Provocation de la Chine par procuration
Du point de vue de Pékin, la convergence croissante entre Taïwan, le régime israélien et les États-Unis n’est pas simplement symbolique : il s’agit d’une provocation calculée, estiment les observateurs.
En s’alignant sur l’AIPAC et en adoptant la doctrine militaire israélienne, qui a été amplement démontrée à Gaza et au Liban, Taipei se positionne comme un participant à la stratégie d’endiguement de Washington. Chaque projet militaire commun, chaque geste public de solidarité et chaque échange de haut niveau contribue à la perception d’une coalition anti-chinoise émergente.
L’armée et le ministère chinois des Affaires étrangères ont condamné à plusieurs reprises les livraisons d’armes américaines à Taïwan, affirmant qu’elles « violent gravement » le principe d’une seule Chine et les trois communiqués sino-américains en armant Taïwan.
Dans un communiqué publié en avril, l’armée chinoise a déclaré que les ventes d’armes américaines à Taïwan « ne peuvent pas changer la situation concernant la force militaire à travers le détroit de Taïwan, et encore moins empêcher la réunification de la Chine », et a réitéré ses efforts pour « écraser l’indépendance de Taïwan et les tentatives d’ingérence extérieure ».
« Nous nous opposons fermement et condamnons fermement l’aide militaire américaine et les ventes d’armes à la région chinoise de Taïwan, et avons fait des déclarations solennelles à la partie américaine », a déclaré un porte-parole du ministère chinois de la Défense en décembre 2024.
Cependant, pour les décideurs américains, ce résultat est stratégique. En présentant la militarisation de Taïwan comme un acte d’autodéfense et d’alignement moral avec le régime israélien, Washington peut dépeindre toute réponse chinoise comme une agression contre la soi-disant « démocratie ».
La réalité, cependant, est que ces politiques servent à consolider la division et à justifier la militarisation continue de l’Asie.
Les avertissements de la Chine selon lesquels Taïwan « cherche l’indépendance par la force » reflètent donc plus qu’une colère rhétorique ; Ils mettent en évidence les conséquences structurelles d’un système dans lequel des puissances extérieures exploitent les acteurs locaux pour obtenir une influence mondiale, notent les observateurs.
Le mirage de valeurs partagées
Le discours du président Lai lors du dîner de l’AIPAC a été conçu pour susciter des applaudissements, invoquant les valeurs de liberté, de résilience et d’État de droit. Pourtant, derrière ce langage raffiné, il y a une histoire plus profonde : celle d’une petite île devenue asservie à Washington et à Tel-Aviv.
En s’alignant sur le régime israélien et les réseaux de pression américains qui soutiennent l’influence de Tel-Aviv, Taïwan a choisi de reproduire non seulement la position militaire d’Israël, mais aussi sa dépendance et son isolement.
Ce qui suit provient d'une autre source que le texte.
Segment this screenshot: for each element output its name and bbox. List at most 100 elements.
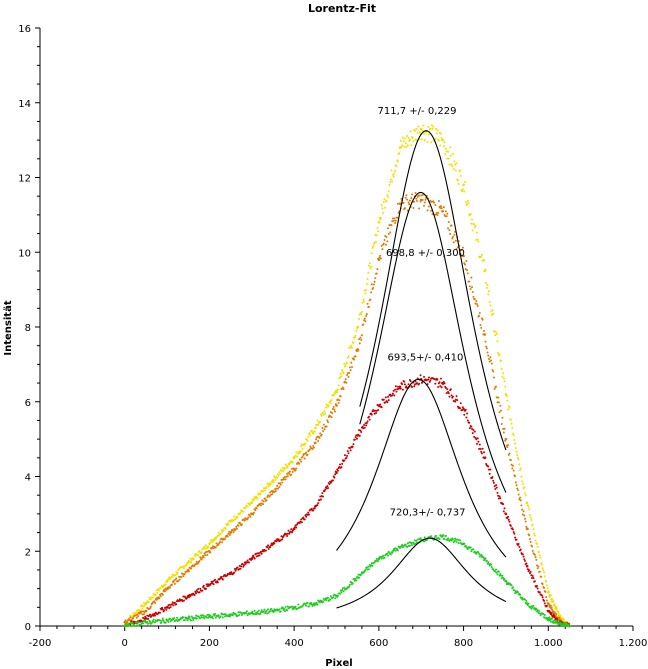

Ce que l’on appelle « la paix par la force » risque de se transformer en insécurité permanente, motivée non pas par des besoins locaux mais par le calcul mondial de Washington, avertissent les experts.
La visite de la délégation de l’AIPAC à Taïwan a eu lieu un mois après qu’une délégation dirigée par Boaz Toporovsky, président du Groupe d’amitié parlementaire Israël-Taïwan, a rencontré le président taïwanais.
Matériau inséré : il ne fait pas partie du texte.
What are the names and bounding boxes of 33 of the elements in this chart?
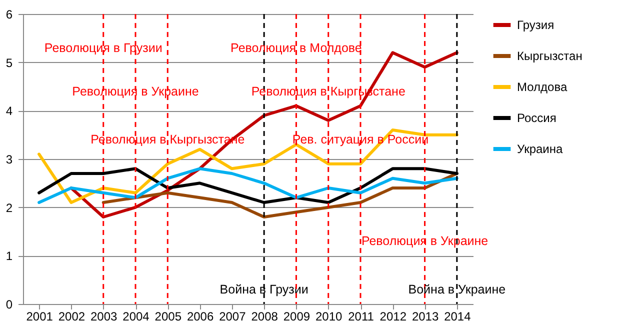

Toporovsky a porté une déclaration commune en soutien à la participation internationale de Taïwan, signée par 72 membres de la Knesset. Cela semblait être une récompense pour le soutien indéfectible de Taïwan au régime israélien dans sa guerre génocidaire contre Gaza, qui a coûté la vie à près de 70 000 personnes en plus de deux ans.
« Nous espérons que l’AIPAC apportera à Taïwan encore plus de soutien et d’assistance dans cette affaire », a déclaré Lai à la délégation de l’AIPAC le 27 octobre, faisant référence à l’acquisition des armes et de la technologie nécessaires.